= Robert Kutner =

German urologist (1867–1913)

Robert Kutner (11 April 1867, Ückermünde – 5 October 1913, Berlin) was a German urologist.

He studied medicine at the universities of Berlin, Kiel and Freiburg and furthered his education in Vienna and Paris. While a student, his influences were Maximilian Nitze in Berlin, Leopold Ritter von Dittel in Vienna and Jean Casimir Félix Guyon in Paris. In 1891, he received his medical doctorate, and shortly afterwards, he settled in Berlin as a specialist of urinary diseases. In 1902, he obtained the title of professor. Kutner was among the first to use photography to acquire a visual record of internal body cavities.

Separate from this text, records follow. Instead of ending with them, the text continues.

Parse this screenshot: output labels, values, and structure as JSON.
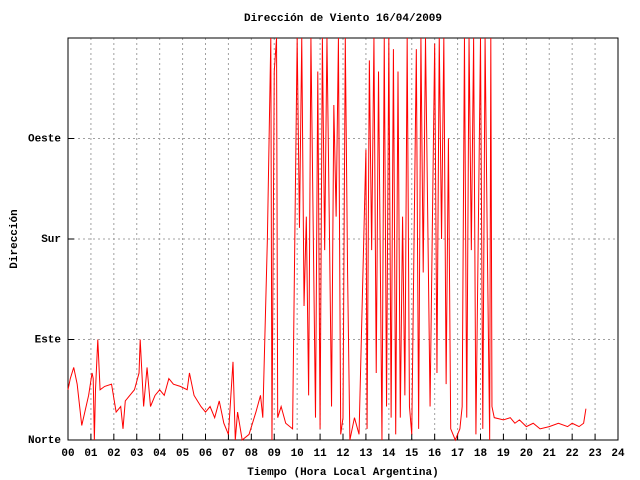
{
  "chart_data": {
    "type": "line",
    "title": "Dirección de Viento 16/04/2009",
    "x_label": "Tiempo (Hora Local Argentina)",
    "y_label": "Dirección",
    "color": "#ff0000",
    "grid": true,
    "xlim": [
      0,
      24
    ],
    "xticks": [
      {
        "value": 0,
        "label": "00"
      },
      {
        "value": 1,
        "label": "01"
      },
      {
        "value": 2,
        "label": "02"
      },
      {
        "value": 3,
        "label": "03"
      },
      {
        "value": 4,
        "label": "04"
      },
      {
        "value": 5,
        "label": "05"
      },
      {
        "value": 6,
        "label": "06"
      },
      {
        "value": 7,
        "label": "07"
      },
      {
        "value": 8,
        "label": "08"
      },
      {
        "value": 9,
        "label": "09"
      },
      10,
      11,
      12,
      13,
      14,
      15,
      16,
      17,
      18,
      19,
      20,
      21,
      22,
      23,
      24
    ],
    "ylim": [
      0,
      360
    ],
    "yticks": [
      {
        "value": 0,
        "label": "Norte"
      },
      {
        "value": 90,
        "label": "Este"
      },
      {
        "value": 180,
        "label": "Sur"
      },
      {
        "value": 270,
        "label": "Oeste"
      }
    ],
    "x": [
      0.0,
      0.1,
      0.25,
      0.4,
      0.6,
      0.9,
      1.05,
      1.1,
      1.15,
      1.2,
      1.3,
      1.4,
      1.6,
      1.9,
      2.1,
      2.3,
      2.4,
      2.5,
      2.7,
      2.9,
      3.1,
      3.15,
      3.3,
      3.45,
      3.6,
      3.8,
      4.0,
      4.2,
      4.4,
      4.6,
      4.9,
      5.2,
      5.3,
      5.5,
      5.8,
      6.0,
      6.2,
      6.4,
      6.6,
      6.8,
      7.0,
      7.2,
      7.3,
      7.4,
      7.6,
      7.9,
      8.2,
      8.4,
      8.5,
      8.7,
      8.85,
      8.9,
      9.0,
      9.1,
      9.15,
      9.3,
      9.5,
      9.8,
      10.0,
      10.1,
      10.2,
      10.3,
      10.4,
      10.5,
      10.6,
      10.8,
      10.9,
      11.0,
      11.1,
      11.2,
      11.3,
      11.4,
      11.5,
      11.6,
      11.7,
      11.8,
      11.9,
      12.0,
      12.1,
      12.2,
      12.3,
      12.5,
      12.7,
      13.0,
      13.05,
      13.15,
      13.25,
      13.35,
      13.45,
      13.55,
      13.7,
      13.8,
      13.9,
      14.0,
      14.1,
      14.2,
      14.3,
      14.4,
      14.5,
      14.6,
      14.7,
      14.8,
      14.9,
      15.0,
      15.2,
      15.3,
      15.4,
      15.5,
      15.6,
      15.8,
      16.0,
      16.1,
      16.2,
      16.3,
      16.4,
      16.5,
      16.6,
      16.7,
      16.9,
      17.1,
      17.2,
      17.3,
      17.4,
      17.5,
      17.6,
      17.7,
      17.8,
      17.9,
      18.0,
      18.1,
      18.2,
      18.3,
      18.4,
      18.45,
      18.5,
      18.6,
      19.0,
      19.3,
      19.5,
      19.7,
      20.0,
      20.3,
      20.6,
      21.0,
      21.4,
      21.8,
      22.0,
      22.3,
      22.5,
      22.6
    ],
    "values": [
      45,
      55,
      65,
      50,
      13,
      40,
      60,
      55,
      0,
      45,
      90,
      45,
      48,
      50,
      25,
      30,
      10,
      35,
      40,
      45,
      60,
      90,
      30,
      65,
      30,
      40,
      45,
      40,
      55,
      50,
      48,
      45,
      60,
      40,
      30,
      25,
      30,
      20,
      35,
      15,
      5,
      70,
      0,
      25,
      0,
      5,
      25,
      40,
      20,
      180,
      360,
      0,
      330,
      360,
      20,
      30,
      15,
      10,
      360,
      190,
      360,
      120,
      200,
      40,
      360,
      20,
      330,
      10,
      360,
      170,
      360,
      200,
      30,
      300,
      200,
      360,
      5,
      20,
      360,
      150,
      0,
      20,
      5,
      260,
      10,
      340,
      170,
      360,
      60,
      330,
      0,
      360,
      30,
      360,
      20,
      350,
      5,
      330,
      20,
      200,
      40,
      360,
      30,
      5,
      350,
      10,
      360,
      150,
      360,
      30,
      355,
      60,
      360,
      180,
      360,
      50,
      270,
      10,
      0,
      10,
      30,
      360,
      20,
      360,
      170,
      360,
      5,
      180,
      360,
      10,
      360,
      170,
      0,
      360,
      30,
      20,
      18,
      20,
      15,
      18,
      12,
      15,
      10,
      12,
      15,
      12,
      15,
      12,
      15,
      28
    ]
  }
}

Along with Ernst von Bergmann, he is regarded as one of the founders of the medical training system in Germany. He was devoted to the development of medical postgraduate education in Germany, and in 1906 was named director of the Kaiserin Friedrich-Haus for medical postgraduate study. In 1904, with Bergmann and hygienist Martin Kirchner, he founded the publication Zeitschrift für ärztliche Fortbildung ("Journal of Medical Education").

==Selected works==
- Über Photographie innerer Körperhöhlen, insbesondere der Harnblase und des Magens, Berlin, 1891 - On photography of internal body cavities, in particular, the urinary bladder and the stomach.
- Technik und praktische Bedeutung der Asepsis bei der Behandlung der Harnleiden, 1897 - Technique and practical importance of asepsis in the treatment of the urinary tract.
- Die instrumentelle Behandlung der Harnleiden, mit besonderer Berückichtigung der Technik des Katheterismus, 1898 - Instrumental treatment of the urinary tract, with special attention given to the technique of catheterization.